Jeff McKay has had a stressful eight months as he waits for Health Canada permit allowing him to possess and use an additional eight grams of marijuana to alleviate symptoms of HIV and Hepatitis C.
McKay, 37, of Guelph, already has a Health Canada permit allowing him to possess three grams of marijuana per day, which he takes to improve his appetite that he says has been drastically affected by HIV treatment, reports Thana Dharmarajah of the Guelph Mercury.
“Everything is riding on the balance of possessing that card,” McKay said. Following a doctor’s appointment in February, with a recommendation that he increase his daily intake of marijuana, McKay sent his application to Health Canada.
Seven months later, he is still waiting for his new permit.
Health Canada spokesperson Christelle Legault wrote in an email that there has been a temporary delay in processing applications because of “a sharp rise” in applications received in recent months.
New applications jumped from 253 in June 2009 to 515 in June 2010, according to Legault. This doesn’t include applications for renewals and amendments to permits.
“Applications respecting symptoms treated within the context of compassionate end-of-life care are treated immediately upon receipt,” Legault said.
Health Canada is working to return to a processing time of eight to 10 weeks, according to Legault.

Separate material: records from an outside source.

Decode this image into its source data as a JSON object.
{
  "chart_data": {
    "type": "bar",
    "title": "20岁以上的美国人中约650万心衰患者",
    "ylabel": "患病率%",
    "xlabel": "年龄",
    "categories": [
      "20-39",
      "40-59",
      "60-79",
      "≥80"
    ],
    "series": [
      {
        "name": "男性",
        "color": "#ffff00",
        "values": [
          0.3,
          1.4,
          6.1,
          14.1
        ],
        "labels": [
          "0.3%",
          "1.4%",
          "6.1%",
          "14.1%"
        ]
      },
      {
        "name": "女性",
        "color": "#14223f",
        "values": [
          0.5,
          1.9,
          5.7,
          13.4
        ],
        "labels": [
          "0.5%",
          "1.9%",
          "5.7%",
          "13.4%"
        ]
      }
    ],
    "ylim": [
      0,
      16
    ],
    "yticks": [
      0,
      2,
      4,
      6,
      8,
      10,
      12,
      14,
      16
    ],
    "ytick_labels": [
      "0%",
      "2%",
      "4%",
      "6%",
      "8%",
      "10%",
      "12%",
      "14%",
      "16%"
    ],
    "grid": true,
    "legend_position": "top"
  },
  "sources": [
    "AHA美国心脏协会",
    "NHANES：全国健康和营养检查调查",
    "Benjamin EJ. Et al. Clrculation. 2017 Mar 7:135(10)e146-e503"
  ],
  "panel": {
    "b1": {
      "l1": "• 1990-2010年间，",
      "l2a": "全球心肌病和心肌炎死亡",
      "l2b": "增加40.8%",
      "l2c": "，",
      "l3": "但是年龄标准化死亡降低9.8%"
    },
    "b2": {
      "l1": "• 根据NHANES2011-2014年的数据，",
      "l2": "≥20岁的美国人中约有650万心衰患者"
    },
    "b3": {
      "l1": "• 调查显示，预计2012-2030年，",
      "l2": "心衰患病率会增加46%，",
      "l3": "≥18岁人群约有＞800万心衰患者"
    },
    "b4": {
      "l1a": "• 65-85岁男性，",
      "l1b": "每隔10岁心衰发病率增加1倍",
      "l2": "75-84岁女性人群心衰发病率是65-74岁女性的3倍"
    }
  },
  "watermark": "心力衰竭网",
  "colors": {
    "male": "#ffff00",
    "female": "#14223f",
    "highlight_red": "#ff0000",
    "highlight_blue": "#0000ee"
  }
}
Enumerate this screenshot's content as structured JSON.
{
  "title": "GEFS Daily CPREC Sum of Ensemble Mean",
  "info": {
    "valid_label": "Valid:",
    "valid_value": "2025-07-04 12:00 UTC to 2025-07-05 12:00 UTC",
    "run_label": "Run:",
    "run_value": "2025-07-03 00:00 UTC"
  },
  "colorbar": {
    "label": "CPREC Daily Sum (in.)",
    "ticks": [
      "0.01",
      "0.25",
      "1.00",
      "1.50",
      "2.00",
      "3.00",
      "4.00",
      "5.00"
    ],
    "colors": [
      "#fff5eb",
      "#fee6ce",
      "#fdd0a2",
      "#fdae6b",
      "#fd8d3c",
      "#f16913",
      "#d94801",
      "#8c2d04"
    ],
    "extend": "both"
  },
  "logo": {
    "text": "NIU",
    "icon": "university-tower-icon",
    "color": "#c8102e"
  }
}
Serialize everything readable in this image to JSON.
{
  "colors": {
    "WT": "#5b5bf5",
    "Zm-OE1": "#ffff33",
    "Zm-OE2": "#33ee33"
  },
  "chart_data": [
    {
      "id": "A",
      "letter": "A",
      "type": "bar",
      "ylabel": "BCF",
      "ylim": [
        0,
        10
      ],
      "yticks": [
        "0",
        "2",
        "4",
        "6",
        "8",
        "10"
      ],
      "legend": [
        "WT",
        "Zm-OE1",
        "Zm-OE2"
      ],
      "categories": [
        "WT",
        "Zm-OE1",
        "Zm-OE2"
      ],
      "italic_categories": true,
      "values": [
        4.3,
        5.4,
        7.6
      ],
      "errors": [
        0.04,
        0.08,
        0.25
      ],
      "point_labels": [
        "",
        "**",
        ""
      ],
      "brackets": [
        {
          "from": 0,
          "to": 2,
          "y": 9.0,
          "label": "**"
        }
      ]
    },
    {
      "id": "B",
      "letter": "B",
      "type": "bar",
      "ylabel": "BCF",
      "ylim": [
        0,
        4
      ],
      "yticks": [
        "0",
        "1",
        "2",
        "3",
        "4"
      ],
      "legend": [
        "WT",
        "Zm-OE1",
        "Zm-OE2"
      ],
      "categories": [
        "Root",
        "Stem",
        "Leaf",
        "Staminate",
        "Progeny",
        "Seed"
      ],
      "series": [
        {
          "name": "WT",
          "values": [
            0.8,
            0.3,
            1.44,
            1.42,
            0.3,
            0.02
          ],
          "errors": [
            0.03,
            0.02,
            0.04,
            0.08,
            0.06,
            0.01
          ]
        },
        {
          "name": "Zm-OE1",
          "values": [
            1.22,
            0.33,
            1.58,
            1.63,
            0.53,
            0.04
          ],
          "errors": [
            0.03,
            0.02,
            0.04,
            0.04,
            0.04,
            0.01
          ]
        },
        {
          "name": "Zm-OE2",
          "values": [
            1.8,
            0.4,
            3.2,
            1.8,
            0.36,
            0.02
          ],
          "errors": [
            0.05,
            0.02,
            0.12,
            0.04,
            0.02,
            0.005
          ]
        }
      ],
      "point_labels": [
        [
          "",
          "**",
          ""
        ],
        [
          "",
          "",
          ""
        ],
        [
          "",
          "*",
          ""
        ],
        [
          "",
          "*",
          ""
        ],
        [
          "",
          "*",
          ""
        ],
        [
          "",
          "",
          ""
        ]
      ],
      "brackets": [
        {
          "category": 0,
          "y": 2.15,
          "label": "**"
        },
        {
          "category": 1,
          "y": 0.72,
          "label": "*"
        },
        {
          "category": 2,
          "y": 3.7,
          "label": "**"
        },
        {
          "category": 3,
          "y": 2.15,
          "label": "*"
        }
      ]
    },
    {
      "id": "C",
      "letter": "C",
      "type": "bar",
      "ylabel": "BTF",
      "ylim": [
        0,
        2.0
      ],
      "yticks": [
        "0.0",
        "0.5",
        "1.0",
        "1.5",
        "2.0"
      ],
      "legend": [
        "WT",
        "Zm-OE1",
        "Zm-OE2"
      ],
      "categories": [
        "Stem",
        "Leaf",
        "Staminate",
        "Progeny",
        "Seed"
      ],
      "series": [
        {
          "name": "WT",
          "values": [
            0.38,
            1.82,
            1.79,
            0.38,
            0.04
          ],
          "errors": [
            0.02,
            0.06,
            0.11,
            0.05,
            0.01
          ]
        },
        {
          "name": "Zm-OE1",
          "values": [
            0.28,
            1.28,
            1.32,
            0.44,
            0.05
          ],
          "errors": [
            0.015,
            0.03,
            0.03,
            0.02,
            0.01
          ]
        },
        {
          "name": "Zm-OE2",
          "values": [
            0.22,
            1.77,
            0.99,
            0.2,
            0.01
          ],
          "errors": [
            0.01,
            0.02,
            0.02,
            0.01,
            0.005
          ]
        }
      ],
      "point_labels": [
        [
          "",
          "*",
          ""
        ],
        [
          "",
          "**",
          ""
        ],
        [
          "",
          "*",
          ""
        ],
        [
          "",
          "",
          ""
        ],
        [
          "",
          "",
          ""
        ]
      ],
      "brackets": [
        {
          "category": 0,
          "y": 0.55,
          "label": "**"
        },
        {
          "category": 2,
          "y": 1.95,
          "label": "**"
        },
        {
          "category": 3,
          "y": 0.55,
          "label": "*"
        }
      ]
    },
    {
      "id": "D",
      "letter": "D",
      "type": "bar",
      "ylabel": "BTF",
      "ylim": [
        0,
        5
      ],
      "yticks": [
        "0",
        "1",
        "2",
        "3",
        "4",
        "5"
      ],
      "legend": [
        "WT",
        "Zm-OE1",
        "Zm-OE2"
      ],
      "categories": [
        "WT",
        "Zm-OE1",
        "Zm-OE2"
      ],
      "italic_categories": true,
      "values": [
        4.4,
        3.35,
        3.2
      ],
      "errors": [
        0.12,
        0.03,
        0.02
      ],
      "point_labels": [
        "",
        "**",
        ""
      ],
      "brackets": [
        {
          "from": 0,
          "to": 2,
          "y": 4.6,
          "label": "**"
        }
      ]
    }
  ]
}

Scott Gilbert, a Guelph resident who is authorized to cultivate for two medical marijuana users, including McKay, says any other prescription can be obtained through a local pharmacy within hours.
It takes four months to harvest a marijuana plant, according to Gilbert, which would mean McKay will have waited at least a year before he gets his medicine, Gilbert said.
McKay said he has lost 35 pounds in the past few months because of his poor appetite. He also said he is more stressed and doesn’t sleep as much.
“It is tearing up my life, waiting for this card,” he said.
McKay has called Health Canada at least 15 times in the last few months and has not been guaranteed a date for the arrival of his permit.
Health Canada still hasn’t specified when it might be able to shorten its processing times, according to Guelph MP Frank Valeriote.
“Our concern is that there are people who risk being criminalized… because of the failure of the government to provide adequate resources,” Valeriote said.
Possession and/or production of marijuana for medical purposes is only permitted with a valid license, according to Legault.
Valeriote said Guelph police told him that officers will ensure people have begun the proper paperwork to renew licenses before they consider laying any charges. He said he may raise the matter with his party’s health critic.